I took a deep breath. “Look,” I said. “Why not say what you have to say and get it over with?”
He glanced around; we were in the lounge of the hotel. Not many people were present, and none of them were in earshot of a low-toned voice. He sighed. “Very well, señor. I would have thought you might prefer to discuss it in more private conditions—but as you wish. We are unable to make proceedings on your unsupported word.”
“Well, that’s no more than I expected,” I snapped.
He looked unhappy. “It is not that we doubt you, señor.

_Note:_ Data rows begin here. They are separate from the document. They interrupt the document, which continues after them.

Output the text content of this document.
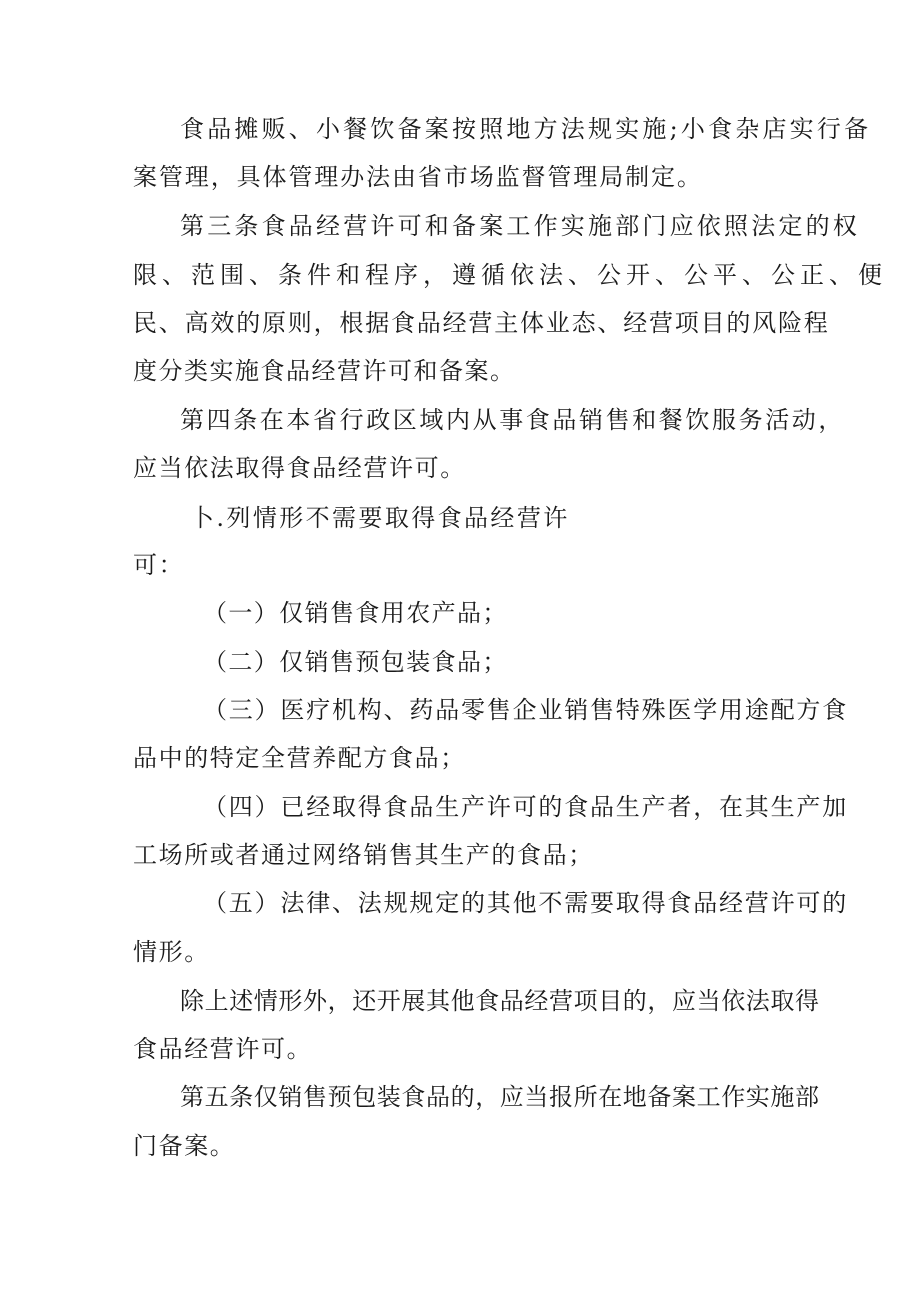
食品摊贩、小餐饮备案按照地方法规实施;小食杂店实行备
案管理，具体管理办法由省市场监督管理局制定。
第三条食品经营许可和备案工作实施部门应依照法定的权
限、范围、条件和程序，遵循依法、公开、公平、公正、便
民、高效的原则，根据食品经营主体业态、经营项目的风险程
度分类实施食品经营许可和备案。
第四条在本省行政区域内从事食品销售和餐饮服务活动，
应当依法取得食品经营许可。
卜.列情形不需要取得食品经营许
可：
（一）仅销售食用农产品；
（二）仅销售预包装食品；
（三）医疗机构、药品零售企业销售特殊医学用途配方食
品中的特定全营养配方食品；
（四）已经取得食品生产许可的食品生产者，在其生产加
工场所或者通过网络销售其生产的食品；
（五）法律、法规规定的其他不需要取得食品经营许可的
情形。
除上述情形外，还开展其他食品经营项目的，应当依法取得
食品经营许可。
第五条仅销售预包装食品的，应当报所在地备案工作实施部
门备案。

But you must realize that Señor Dalban is respected and well-known—”
I decided to take a long shot on the strength of a hint Angers had dropped to me. “Especially respected by the police, hey? Respected so much that you turn a blind eye on his affairs.”
Guzman colored a little. He said stiffly, “Your honor is unjustified in his remarks. Señor Dalban conducts a business of import-export, and—”
“And traffics on the side in unofficial goods, I’m told.” I more than half-suspected Dalban’s main business might turn out to be in marijuana or something like that; Guzman’s reply shook me rigid.